At first the road wasn't too bad, and for a while I was able to follow a 4WD up the highest part of the road without too much difficulty. It was very annoying to see several young men riding their fancy motor cycles through the flood waters at dangerous speeds, usually with no helmets on, and definitely with no consideration for anyone who may be affected their actions. They were just out to have fun! I learned a number of rainy seasons ago, that if I have to go through flood water, it's important to put the bike in a low gear (1st or 2nd) and then just keep going at an even pace as far as possible. Stopping should be avoided if possible, especially in deeper water. So I kept tootling along at 5-10km/hr, and was doing OK until I was about 1 km from home. Then the bike started coughing and sputtering. By this stage I'd been driving through water that was up to my ankles with my feet on the pegs. Not all the time, but definitely for several hundred metres. I managed to keep the bike going, just, and eventually made it home (taking the long route once I got to Toul Kork to avoid more water), and I was even mostly dry (apart from my feet & shoes). I'd love to have taken some photos, but I was too busy just trying to get home safely. I did however take some once I'd reached home!

These are some photos of the road I live on. Notice the reflection in the water. This water isn't going anywhere fast. Most driveways on my street are built up quite a bit to prevent the water getting into the houses and yards, but you can see in the top photo on the right hand side, the driveway of the house two doors down from mine. Quite a bit of their yard was flooded.
If you look very carefully at the moto driver in the second photo you will notice something that I see quite often in flooded situations. The moto driver has actually tucked his legs up just in front of the seat. Now when you think that flood water in Phnom Penh is almost always tainted by sewerage maybe it's not such a silly action. I've haven't done it yet, and I don't plan on doing it anytime soon. I'd rather just wash my feet and legs thoroughly when I get home or to where I'm going.

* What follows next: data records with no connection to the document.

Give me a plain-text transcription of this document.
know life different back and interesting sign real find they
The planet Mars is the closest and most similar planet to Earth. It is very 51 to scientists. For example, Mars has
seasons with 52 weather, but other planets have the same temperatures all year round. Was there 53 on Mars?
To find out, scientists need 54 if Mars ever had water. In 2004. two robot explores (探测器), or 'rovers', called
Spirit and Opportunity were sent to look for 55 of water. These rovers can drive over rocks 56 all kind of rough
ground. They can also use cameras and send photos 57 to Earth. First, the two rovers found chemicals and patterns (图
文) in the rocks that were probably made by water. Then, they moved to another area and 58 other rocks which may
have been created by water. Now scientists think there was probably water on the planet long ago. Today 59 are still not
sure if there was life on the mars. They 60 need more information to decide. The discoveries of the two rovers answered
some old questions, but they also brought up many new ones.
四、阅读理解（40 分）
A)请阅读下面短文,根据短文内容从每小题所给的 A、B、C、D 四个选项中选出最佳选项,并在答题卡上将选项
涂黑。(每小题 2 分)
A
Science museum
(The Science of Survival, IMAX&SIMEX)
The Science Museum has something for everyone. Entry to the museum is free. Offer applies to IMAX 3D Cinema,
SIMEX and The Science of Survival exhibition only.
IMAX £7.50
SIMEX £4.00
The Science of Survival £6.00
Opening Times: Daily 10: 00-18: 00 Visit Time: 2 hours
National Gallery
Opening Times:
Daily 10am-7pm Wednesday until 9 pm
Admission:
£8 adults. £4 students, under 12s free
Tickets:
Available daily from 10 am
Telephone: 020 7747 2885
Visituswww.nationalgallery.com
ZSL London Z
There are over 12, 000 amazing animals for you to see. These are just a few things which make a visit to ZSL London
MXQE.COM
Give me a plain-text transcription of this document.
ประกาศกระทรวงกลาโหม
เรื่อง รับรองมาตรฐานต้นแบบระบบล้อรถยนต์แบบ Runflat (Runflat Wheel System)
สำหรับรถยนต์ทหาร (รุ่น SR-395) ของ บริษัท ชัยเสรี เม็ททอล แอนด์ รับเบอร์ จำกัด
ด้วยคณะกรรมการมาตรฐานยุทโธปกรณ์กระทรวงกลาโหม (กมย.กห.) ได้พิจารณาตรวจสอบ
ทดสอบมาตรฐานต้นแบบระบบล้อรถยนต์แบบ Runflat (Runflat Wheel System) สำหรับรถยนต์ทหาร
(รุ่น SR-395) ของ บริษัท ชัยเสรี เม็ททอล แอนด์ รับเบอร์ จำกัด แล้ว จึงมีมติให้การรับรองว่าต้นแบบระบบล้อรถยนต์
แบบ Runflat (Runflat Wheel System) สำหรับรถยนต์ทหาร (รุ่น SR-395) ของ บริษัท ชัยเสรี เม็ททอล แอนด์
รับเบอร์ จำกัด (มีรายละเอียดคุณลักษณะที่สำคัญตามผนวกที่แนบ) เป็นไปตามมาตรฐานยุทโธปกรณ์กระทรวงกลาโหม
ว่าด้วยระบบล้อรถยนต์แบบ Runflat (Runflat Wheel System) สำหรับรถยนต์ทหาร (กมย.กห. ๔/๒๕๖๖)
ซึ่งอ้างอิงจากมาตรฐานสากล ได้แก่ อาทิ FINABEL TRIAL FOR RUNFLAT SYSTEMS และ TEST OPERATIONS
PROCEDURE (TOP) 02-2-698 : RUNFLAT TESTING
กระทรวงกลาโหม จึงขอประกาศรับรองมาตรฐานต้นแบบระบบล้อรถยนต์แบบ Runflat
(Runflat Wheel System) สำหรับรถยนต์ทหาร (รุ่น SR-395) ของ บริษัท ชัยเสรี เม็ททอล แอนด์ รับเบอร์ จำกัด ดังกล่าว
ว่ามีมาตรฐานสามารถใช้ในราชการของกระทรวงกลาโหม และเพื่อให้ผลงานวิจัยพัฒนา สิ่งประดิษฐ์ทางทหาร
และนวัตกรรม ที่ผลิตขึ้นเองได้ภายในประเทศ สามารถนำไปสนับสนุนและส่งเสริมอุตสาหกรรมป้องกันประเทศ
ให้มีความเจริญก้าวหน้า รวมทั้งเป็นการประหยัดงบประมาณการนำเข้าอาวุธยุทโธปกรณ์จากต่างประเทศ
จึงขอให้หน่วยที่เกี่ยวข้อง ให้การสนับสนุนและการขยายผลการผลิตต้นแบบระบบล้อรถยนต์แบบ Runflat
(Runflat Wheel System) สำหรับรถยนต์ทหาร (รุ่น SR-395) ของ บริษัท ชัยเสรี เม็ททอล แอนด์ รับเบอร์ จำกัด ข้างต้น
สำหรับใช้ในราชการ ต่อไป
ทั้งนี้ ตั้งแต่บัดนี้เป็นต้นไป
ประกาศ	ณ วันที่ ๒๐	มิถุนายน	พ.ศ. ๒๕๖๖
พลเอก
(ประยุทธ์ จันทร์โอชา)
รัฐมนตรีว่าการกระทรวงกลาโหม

The other challenging part of this afternoon's rain is that I am still, 3 hrs after it stopped, mopping up water that is seeping through the walls into my kitchen! I've got at least 1/3 of a bucket so far, and it doesn't seem to be slowing! At least that is clean water (in fact it is crystal clear in the bucket to a depth of about 3 inches in a 12 inch diameter bucket).

So if you're looking for a watery adventure, try Phnom Penh during the rainy season. Floods can almost certainly be delivered.